Organic Search Isn’t The Primary Channel
Google search gets a lot of press, and for a good reason: it’s the most popular way of interacting with the internet. But, according to VP Amber Kennis of Smartbug, it might not be the only way to generate inbound customers.
She says that inbound marketing is a more general term and shouldn’t be conflated with organic search. There are lots of ways to get customers to come to you, including posting helpful answers on Quora, networking (in physical reality with other humans), and putting articles in publications.
Remember, competition in organic search is fierce, but many of these other channels go underutilised.
Use Embed Codes
It’s worth pointing out that, thanks to sharing, your business doesn’t have to do all its own marketing.

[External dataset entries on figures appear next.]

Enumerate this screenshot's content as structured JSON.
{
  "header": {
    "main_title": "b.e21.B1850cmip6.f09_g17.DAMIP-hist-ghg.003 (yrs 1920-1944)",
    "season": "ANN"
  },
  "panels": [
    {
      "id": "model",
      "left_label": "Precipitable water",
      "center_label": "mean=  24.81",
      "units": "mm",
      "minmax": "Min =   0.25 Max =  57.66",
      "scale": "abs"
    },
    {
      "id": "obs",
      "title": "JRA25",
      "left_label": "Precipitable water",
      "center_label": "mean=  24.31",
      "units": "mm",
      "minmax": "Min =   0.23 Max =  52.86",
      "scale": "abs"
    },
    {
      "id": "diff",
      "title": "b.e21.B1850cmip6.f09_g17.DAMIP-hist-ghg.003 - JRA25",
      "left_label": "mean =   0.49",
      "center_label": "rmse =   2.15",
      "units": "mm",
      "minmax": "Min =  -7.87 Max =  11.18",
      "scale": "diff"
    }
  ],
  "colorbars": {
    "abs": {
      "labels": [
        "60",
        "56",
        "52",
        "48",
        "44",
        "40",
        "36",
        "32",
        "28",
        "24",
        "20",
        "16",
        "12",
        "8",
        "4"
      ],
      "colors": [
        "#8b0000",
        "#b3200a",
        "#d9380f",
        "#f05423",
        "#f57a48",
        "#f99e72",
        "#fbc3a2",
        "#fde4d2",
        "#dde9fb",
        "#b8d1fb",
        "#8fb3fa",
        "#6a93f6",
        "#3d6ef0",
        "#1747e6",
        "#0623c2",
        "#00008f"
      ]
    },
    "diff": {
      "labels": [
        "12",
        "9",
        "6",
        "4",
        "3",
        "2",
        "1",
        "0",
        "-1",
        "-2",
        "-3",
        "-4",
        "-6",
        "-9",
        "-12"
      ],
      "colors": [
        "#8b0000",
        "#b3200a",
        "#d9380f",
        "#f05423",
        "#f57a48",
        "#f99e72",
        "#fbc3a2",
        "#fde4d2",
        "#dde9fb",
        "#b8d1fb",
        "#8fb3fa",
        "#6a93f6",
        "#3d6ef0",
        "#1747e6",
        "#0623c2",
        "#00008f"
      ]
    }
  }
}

Often your customers will do it for you, so long as you provide them with the tools to do so.
Greg Golinski says that companies need to provide embed codes alongside all their content to make it easier to share. He says that if their content is entertaining and funny, then they can leverage their customer based and get their ideas in front of many more people. Viral content can utterly transform a business.
Get Involved In Cross-Promotions
Often businesses complement each other. And, in these circumstances, there can be opportunities to cross-sell, according to Linda Cross, an author and speaker. For instance, when Sky advertises its TV services, it also promotes a lot of the content it broadcasts.
Cross says that when they combine their products into a single package, they can be a lot more appealing to customers. What’s more, your firm gets access to a bigger market, providing more opportunities to sell, often to customers who wouldn’t usually hear about your product.